20 de novembro de 2008

Coisas do amor na boca dos poetas


Entraste na casa do meu corpo,
desarrumaste as salas todas
e já não sei quem sou, onde estou.
O amor sabe. O amor é um pássaro cego
que nunca se perde no seu voo.

Casimiro de Brito. Intensidades. 1995




Ontem na Biblioteca Municipal António Ramos Rosa - Sessão comemorativa dos 50 anos de vida literária de dois poetas por aqui nascidos ou crescidos. António Ramos Rosa e Casimiro de Brito.
Lançamento do livro de Casimiro de Brito, 69 Poemas de amor, apresentado por José Carlos Barros, leitura de poemas de Casimiro de Brito e de António Ramos Rosa pelo Afonso Dias e pela Tânia e apontamentos sobre a vida e a obra de Ramos Rosa, pelo Casimiro de Brito.
Confesso que conheço melhor e continuo a apreciar mais o Ramos Rosa, no entanto este livro surpreendeu-me muito positivamente.
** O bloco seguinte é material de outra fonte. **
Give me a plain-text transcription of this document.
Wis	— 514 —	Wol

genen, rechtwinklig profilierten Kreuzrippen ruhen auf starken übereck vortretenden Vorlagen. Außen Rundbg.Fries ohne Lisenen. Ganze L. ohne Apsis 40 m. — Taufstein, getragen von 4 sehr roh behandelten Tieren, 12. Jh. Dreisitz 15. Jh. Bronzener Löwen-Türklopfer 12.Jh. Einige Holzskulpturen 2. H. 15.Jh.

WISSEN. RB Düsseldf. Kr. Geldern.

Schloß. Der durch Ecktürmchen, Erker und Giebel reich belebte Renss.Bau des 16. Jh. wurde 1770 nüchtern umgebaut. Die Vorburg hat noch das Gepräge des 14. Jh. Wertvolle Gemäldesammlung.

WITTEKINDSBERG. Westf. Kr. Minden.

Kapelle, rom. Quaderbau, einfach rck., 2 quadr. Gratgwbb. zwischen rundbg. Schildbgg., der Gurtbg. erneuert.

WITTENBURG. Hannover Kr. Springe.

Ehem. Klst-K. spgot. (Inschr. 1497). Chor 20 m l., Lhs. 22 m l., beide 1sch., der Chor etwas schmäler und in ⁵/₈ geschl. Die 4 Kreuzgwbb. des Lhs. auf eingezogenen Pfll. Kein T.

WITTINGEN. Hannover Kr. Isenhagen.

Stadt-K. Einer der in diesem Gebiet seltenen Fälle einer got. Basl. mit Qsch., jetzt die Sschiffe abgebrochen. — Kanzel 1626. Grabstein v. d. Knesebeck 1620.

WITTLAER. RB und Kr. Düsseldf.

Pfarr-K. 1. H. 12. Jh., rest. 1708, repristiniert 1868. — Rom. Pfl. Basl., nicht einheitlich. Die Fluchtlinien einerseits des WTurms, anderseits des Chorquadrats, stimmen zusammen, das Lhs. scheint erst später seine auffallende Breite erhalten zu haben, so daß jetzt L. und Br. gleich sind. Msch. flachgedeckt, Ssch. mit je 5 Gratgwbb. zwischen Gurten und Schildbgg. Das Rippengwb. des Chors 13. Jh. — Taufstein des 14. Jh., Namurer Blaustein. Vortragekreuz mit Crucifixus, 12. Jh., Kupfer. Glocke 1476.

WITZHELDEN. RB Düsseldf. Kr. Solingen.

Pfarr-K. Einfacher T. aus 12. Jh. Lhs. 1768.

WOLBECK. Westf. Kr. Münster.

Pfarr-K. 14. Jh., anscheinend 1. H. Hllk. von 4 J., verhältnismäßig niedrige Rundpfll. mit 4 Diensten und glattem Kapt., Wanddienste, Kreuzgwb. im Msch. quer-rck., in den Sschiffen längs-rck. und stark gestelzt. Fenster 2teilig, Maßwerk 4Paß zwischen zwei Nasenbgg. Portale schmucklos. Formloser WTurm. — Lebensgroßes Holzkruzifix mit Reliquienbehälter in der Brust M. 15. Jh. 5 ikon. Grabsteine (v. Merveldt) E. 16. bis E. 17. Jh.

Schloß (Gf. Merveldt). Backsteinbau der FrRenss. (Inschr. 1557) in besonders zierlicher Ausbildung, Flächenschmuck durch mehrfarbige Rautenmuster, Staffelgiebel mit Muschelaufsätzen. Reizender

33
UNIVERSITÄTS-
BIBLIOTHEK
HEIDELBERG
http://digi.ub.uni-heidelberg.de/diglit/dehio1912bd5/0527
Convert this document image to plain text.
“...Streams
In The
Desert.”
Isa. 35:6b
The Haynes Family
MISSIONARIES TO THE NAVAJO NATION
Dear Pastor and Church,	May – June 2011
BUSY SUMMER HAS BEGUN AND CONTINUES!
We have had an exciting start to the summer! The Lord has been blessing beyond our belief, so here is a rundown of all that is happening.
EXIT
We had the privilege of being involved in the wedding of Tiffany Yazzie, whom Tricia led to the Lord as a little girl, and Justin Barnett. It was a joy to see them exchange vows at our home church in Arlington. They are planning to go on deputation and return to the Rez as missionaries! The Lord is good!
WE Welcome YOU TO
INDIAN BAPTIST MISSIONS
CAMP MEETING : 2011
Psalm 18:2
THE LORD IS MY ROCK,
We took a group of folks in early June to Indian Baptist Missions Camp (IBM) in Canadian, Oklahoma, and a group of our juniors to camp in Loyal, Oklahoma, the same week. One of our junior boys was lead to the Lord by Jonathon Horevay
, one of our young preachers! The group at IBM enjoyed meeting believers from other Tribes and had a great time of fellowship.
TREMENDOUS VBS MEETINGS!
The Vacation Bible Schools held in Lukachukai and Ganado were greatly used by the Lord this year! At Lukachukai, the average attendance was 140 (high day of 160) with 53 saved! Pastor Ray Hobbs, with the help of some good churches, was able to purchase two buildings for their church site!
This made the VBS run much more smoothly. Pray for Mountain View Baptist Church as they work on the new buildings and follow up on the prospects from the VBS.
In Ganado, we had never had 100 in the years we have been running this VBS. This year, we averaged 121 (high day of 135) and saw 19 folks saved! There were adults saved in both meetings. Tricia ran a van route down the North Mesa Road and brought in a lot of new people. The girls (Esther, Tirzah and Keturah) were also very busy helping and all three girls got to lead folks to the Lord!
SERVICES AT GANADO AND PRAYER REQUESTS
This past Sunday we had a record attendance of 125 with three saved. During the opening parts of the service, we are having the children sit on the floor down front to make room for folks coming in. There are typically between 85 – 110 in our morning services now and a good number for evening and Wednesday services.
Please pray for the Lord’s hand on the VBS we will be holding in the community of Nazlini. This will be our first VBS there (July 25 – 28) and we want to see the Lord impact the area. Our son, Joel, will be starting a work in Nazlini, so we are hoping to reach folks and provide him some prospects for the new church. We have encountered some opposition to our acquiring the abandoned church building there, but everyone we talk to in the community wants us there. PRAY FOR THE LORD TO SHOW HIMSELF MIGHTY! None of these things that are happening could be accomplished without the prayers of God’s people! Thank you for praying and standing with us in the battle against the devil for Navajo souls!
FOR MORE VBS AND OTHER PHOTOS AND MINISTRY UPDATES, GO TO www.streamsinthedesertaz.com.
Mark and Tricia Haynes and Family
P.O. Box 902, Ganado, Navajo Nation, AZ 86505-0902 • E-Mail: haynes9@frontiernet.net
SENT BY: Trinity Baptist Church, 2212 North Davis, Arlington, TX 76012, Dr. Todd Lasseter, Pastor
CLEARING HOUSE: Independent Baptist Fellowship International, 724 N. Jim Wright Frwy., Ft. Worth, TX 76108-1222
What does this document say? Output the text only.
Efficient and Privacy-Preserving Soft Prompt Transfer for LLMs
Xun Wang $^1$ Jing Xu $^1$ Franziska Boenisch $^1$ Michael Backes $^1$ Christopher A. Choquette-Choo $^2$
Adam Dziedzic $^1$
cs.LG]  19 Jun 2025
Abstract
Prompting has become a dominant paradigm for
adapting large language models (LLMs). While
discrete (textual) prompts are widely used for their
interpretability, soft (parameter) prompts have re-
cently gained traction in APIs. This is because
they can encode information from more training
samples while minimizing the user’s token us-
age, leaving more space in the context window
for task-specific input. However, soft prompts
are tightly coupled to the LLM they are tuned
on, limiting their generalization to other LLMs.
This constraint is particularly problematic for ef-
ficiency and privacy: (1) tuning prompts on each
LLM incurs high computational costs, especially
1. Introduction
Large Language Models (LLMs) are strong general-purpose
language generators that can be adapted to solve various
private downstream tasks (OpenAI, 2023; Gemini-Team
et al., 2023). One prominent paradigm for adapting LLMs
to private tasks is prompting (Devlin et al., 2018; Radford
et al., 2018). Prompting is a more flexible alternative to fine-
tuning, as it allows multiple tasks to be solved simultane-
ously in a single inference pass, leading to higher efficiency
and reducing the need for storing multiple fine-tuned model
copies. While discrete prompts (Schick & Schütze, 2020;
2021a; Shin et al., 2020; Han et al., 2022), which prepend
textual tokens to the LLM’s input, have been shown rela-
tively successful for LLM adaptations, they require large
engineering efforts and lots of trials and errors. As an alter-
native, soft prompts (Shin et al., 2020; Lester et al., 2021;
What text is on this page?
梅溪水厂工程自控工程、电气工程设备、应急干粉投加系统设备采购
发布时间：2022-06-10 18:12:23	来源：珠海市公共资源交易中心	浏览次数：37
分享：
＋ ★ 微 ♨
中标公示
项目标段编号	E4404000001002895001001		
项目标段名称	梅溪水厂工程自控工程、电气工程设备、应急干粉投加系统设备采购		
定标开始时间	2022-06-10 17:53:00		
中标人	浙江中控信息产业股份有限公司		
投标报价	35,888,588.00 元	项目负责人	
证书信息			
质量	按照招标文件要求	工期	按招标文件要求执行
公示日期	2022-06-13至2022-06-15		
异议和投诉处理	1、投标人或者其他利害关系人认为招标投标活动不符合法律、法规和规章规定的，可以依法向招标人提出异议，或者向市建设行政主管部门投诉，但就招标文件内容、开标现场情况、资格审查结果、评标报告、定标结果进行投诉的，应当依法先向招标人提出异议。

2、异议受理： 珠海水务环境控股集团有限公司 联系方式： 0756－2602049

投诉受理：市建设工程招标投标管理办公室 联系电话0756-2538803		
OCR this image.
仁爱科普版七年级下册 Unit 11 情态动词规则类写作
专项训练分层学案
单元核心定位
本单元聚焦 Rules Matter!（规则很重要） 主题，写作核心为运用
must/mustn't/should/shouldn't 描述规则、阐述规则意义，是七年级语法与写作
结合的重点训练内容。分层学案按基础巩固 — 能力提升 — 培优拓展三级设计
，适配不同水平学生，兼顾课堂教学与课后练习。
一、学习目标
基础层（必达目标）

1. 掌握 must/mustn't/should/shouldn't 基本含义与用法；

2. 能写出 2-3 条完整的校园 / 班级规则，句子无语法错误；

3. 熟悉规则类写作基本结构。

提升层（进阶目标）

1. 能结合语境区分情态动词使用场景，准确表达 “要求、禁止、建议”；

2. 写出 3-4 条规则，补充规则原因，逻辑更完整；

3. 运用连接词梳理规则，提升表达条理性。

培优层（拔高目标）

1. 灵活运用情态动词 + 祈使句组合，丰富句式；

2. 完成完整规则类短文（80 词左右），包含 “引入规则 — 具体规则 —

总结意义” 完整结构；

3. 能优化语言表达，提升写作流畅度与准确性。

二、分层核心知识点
Contém 69 poemas, uns catados ao longo de toda a obra poética ( o primeiro data de 1957) e mais uns quantos inéditos. Percorrem o tema do amor do romantismo juvenil ao amor dos corpos na relva orvalhada. Um amor ao amor que se cresce vida e viagem que nunca acaba e se aproxima da morte nunca definitiva.
Neste livro, gosto particularmente dos Haiku como este:
Não grites, amor-
deixa-me escutar os teus rios
subterrâneos
(Eros mínimo -inédito)

Uma palavra ainda para a novíssima editora algarvia 4´guas (é assim mesmo que se escreve), um projecto de carolice que pretende subsidiar as edições de poesia com a venda da alfarroba da propriedade de um dos sócios. Sempre deve ser mais seguro que as fontes de financiamento da Byblos.

18 de novembro de 2008

Avaliação


Parece que já há um ministro avaliado e sem grandes burocracias.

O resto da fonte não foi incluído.